このプロジェクトの活動内容を知れば知るほど、「どうやってポートランドとつながったの?」とさらに不思議に思えることでしょう。人口も文化も全く異なるこの2つの地域が共通しているのは、"住民を主人公に官民一体となって地方創生を"という方向性です。そのはじまりは意外にも「みかん」にありました。

2012年秋、みかんを題材にした映画が撮影されました。そして、舞台として選ばれたのが有田川。その監督が有井さんの知人だったことから、資金集めのサポートをすることになりました。有田川の企業家たちに会って協力者を募るうちに、有井さんは有田川に住む地域住人の魅力に気付きました。
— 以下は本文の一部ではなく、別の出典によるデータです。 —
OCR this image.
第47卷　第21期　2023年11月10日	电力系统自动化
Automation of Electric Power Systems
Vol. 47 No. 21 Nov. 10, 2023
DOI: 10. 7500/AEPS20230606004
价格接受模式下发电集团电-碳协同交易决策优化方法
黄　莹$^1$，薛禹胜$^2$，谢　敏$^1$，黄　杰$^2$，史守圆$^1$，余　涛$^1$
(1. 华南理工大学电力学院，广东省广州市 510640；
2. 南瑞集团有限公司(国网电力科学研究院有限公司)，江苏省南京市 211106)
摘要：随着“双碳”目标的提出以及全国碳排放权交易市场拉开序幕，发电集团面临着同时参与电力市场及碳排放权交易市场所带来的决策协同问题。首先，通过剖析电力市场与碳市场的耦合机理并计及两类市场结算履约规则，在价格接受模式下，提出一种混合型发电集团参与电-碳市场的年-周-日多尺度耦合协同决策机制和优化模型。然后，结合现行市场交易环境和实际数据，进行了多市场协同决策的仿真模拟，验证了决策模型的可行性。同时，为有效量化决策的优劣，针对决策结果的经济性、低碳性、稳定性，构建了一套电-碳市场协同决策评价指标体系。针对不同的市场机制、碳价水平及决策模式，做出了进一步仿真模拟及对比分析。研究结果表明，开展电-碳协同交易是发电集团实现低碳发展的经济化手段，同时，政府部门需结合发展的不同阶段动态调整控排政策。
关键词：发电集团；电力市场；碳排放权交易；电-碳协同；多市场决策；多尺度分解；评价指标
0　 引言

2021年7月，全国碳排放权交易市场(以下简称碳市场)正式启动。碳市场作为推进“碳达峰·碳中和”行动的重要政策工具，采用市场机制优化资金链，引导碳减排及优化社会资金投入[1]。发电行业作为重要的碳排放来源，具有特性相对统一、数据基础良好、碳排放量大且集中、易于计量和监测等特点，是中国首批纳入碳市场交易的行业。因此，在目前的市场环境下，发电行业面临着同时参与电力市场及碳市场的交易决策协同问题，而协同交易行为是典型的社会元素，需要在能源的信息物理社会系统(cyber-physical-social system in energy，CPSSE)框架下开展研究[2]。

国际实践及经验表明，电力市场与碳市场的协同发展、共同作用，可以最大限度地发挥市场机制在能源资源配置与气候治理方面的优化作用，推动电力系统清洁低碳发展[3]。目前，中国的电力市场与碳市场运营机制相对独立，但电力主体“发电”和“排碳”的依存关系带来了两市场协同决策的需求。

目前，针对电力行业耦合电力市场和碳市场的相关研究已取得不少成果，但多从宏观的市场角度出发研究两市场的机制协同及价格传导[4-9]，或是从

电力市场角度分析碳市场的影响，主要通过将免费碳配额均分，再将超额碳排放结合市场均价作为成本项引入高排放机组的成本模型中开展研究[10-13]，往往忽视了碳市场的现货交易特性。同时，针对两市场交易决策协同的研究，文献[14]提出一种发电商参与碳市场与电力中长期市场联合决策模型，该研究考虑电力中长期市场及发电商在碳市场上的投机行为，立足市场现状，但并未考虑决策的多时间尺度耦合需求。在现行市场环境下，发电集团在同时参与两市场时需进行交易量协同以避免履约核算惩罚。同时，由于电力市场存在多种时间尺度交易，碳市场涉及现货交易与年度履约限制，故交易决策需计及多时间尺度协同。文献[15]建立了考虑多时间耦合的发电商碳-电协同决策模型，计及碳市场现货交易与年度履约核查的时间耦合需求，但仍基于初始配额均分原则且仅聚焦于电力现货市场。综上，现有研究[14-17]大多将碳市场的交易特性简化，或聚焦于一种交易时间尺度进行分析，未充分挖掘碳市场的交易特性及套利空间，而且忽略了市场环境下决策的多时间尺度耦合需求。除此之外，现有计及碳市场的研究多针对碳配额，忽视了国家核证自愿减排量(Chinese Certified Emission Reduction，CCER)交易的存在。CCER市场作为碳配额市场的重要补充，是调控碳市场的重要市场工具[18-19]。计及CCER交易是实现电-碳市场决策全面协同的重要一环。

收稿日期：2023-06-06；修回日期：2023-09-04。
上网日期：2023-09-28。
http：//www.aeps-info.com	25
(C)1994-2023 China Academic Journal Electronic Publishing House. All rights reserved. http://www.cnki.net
「こんな未来をこの地域で一緒につくりませんか」と説明を重ねるうちに、「そんなことがうちのまちでできるなら一緒にやろうじゃないか」と、賛同し応援してくれるひとたちが続々と現れはじめたのです。新しい未来の挑戦に対して、センス良く前向きに応じる彼らの姿に、有井さんはこの地域の素晴らしさを感じました。

ちょうど同時期、有井さんは個人的にポートランドのまちづくりに関心を持ち、東京で開催されたポートランド市開発局の山崎 満広(やまざき みちひろ)さんが登壇されるイベントに参加していました。そこでの出逢いをきっかけに、有井さんと山崎さんは意気投合し、縁が続いていきます。
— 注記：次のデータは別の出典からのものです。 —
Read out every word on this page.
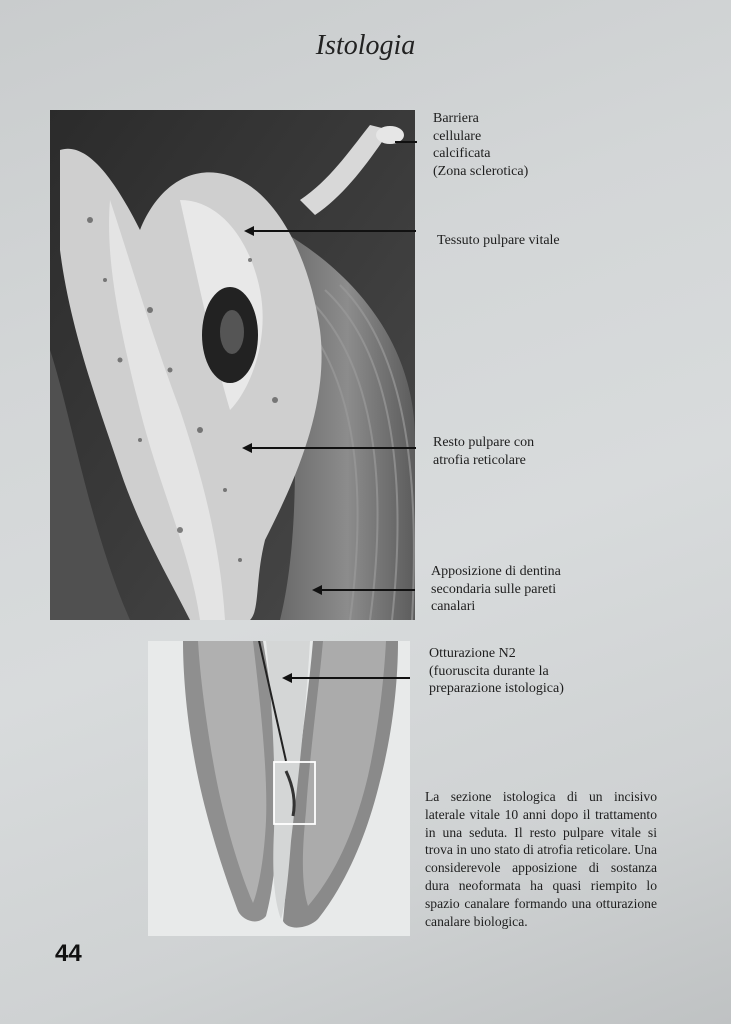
Istologia
Barriera
cellulare
calcificata
(Zona sclerotica)
Tessuto pulpare vitale
Resto pulpare con
atrofia reticolare
Apposizione di dentina
secondaria sulle pareti
canalari
Otturazione N2
(fuoruscita durante la
preparazione istologica)
La sezione istologica di un incisivo laterale vitale 10 anni dopo il trattamento in una seduta. Il resto pulpare vitale si trova in uno stato di atrofia reticolare. Una considerevole apposizione di sostanza dura neoformata ha quasi riempito lo spazio canalare formando una otturazione canalare biologica.
44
何度か再会するなかで、山崎さんから今年の春「次をラストチャンスとして、日本のどこかの地方創生に関わりたいと思っているんだ。どこが良いと思う?」と相談を受け、これはぜひ地元和歌山県のどこかでと思案したそうです。その時、有井さんの頭に浮かんだのは、有田川に住むあの日の彼らの顔でした。

地域のひとたちが大切に育てたみかんがはじまりの縁を運び、今回のプロジェクトへと結びつきました。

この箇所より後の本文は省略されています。